Читать интересную книгу Подмены - Григорий Ряжский

Шрифт:

-
+

Интервал:

-
+

Закладка:

Сделать
1 ... 76 77 78 79 80 81 82 83 84 ... 86

– Так, погоди, погоди, – снова насупился ефрейтор, уже начавший что-то соображать, – а при чём еврейские матеря-то? Ты сам-то кто? Тоже от них образовался, что ли?

– Я – Грузинов! – с негодованием в глазах резко отбился я. – Сами знаете, откуда мы образовались. И это – прежде всего, остальное всё – вспомогательное, неважное, пустое. Суффиксы там или предлоги разные. Мой предок, между прочим, донской казак был, офицер казачьего лейб-гвардии полка. Герой двух войн, кресты имел, полный набор. Грузинов Пётр Константинович. И прабабушка по материнской линии, Анастасия Григорьевна Грузинова, всю свою жизнь до брака с дедушкой в Воркуте прожила, в семье сосланных. Там, чтоб вы знали, вообще никакие евреи не проживают и никогда не жили. Там для них климат неподходящий, ни по свету, ни по теплу.

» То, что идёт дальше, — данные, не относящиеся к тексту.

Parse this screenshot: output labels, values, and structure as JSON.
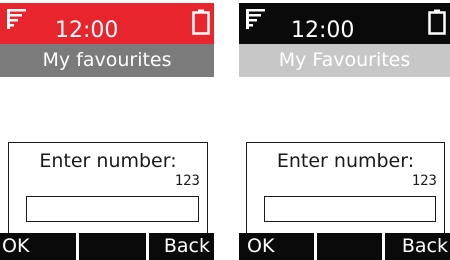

– Во-во, – нехорошо ухмыльнулся первый «дед», – нашему, значит, Ванькý можно: ему что день, что ночь по полгода в году, без разницы. А эти, значит, неприспособленные, этим условия подавай! И чтоб на рояльке играть, а уголёк пускай другие для них добывают, кто не такой мерзлявый.

Я невольно напрягся и несогласно мотнул головой, желая вмешаться в такой бессовестно-нечестный расклад, но «дед» отмахнулся, не дав мне говорить, и продолжил свою не завершённую пока что версию.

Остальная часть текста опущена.